Up, up, and unemployed

December 3, 2009

Americans are constantly struggling to balance their work and family lives. As deeply ingrained as the Protestant work ethic may be, those who choose to focus on their careers are often written off as workaholics with misplaced priorities. Director Jason Reitman’s latest film, Up in the Air, deftly examines the role that work plays in defining our relationships and our self-identity in these tough economic times.
The film opens with Ryan Bingham (George Clooney), a professional traveling corporate downsizer, telling Steve (Zach Galifianakis) that he is being let go. But the film takes an unexpected turn immediately after the firing, combining satirical comedy with recession-themed melancholy to show what would have happened if Bingham had not fired Steve.

Don’t you dare make eye contact with George Clooney!

Clooney is brilliant as the perpetual traveler Bingham, a man who is able to fit his entire life into a carry-on suitcase, moving from one assignment to the next without friends or family to hold him back. While Bingham is little more than a brash cardboard cutout of a character at first, Clooney gives him a vulnerability that quickly turns the character into a believable, empathetic person.

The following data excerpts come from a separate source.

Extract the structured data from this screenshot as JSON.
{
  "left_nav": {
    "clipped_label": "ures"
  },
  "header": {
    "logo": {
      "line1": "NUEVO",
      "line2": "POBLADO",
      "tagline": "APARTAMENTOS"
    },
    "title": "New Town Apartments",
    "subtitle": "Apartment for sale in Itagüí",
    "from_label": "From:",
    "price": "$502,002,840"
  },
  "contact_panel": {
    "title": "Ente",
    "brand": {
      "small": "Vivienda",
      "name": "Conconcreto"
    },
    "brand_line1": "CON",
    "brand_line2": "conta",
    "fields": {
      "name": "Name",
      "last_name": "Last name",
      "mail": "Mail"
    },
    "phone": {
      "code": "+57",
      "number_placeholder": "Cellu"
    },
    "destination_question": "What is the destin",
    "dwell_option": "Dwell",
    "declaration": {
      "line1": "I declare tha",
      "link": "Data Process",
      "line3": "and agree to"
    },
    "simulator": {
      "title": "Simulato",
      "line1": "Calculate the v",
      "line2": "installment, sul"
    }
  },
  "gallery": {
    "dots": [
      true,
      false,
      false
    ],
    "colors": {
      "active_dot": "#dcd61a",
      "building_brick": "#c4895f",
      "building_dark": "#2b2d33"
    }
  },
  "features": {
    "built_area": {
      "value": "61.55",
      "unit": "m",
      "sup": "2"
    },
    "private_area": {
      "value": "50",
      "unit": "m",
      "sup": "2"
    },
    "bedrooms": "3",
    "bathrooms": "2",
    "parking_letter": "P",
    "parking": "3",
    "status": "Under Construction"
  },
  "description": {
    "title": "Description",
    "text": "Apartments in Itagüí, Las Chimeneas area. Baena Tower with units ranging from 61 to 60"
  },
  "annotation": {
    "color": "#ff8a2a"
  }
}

Threatening his job—and, by extension, his deliberately Odyssean lifestyle—is Anna Kendrick (Vera Farmiga), a brash young MBA graduate who hopes to have all firings performed over the Internet via webcam. Their budding romance takes the usual twists and turns, but Clooney and Farmiga imbue it with enough passion and care to make a predictable love story enjoyable and entertaining.

Reitman interviewed 100 unemployed people during filming and included some of the resulting footage in Up in the Air. Although only 22 made it into the final cut of the film, they speak candidly about what it’s like to lose a job in a struggling economy. Some rage and scream, others break down crying on camera. Most are just thankful that they have their families to support them.

However, Up in the Air does not take the easy way out—blandly extolling the unparalleled virtues of a family. Again and again, any character in the film that chooses family over professional fulfillment ends up disappointed. Reitman is not necessarily trying to say that family is less important than American culture would have us believe, just that a job is more important than Hollywood has told us. The film insists that it’s okay—healthy, even—to derive a sense of self-worth or self-identity from your career.

The film may hit many predictable notes, but with an amazing cast and a bracing look at the current economic state of America that would make Barbara Ehrenreich blush, Reitman won’t be standing in an unemployment line anytime soon, if there’s any justice—comic or otherwise—left in this world.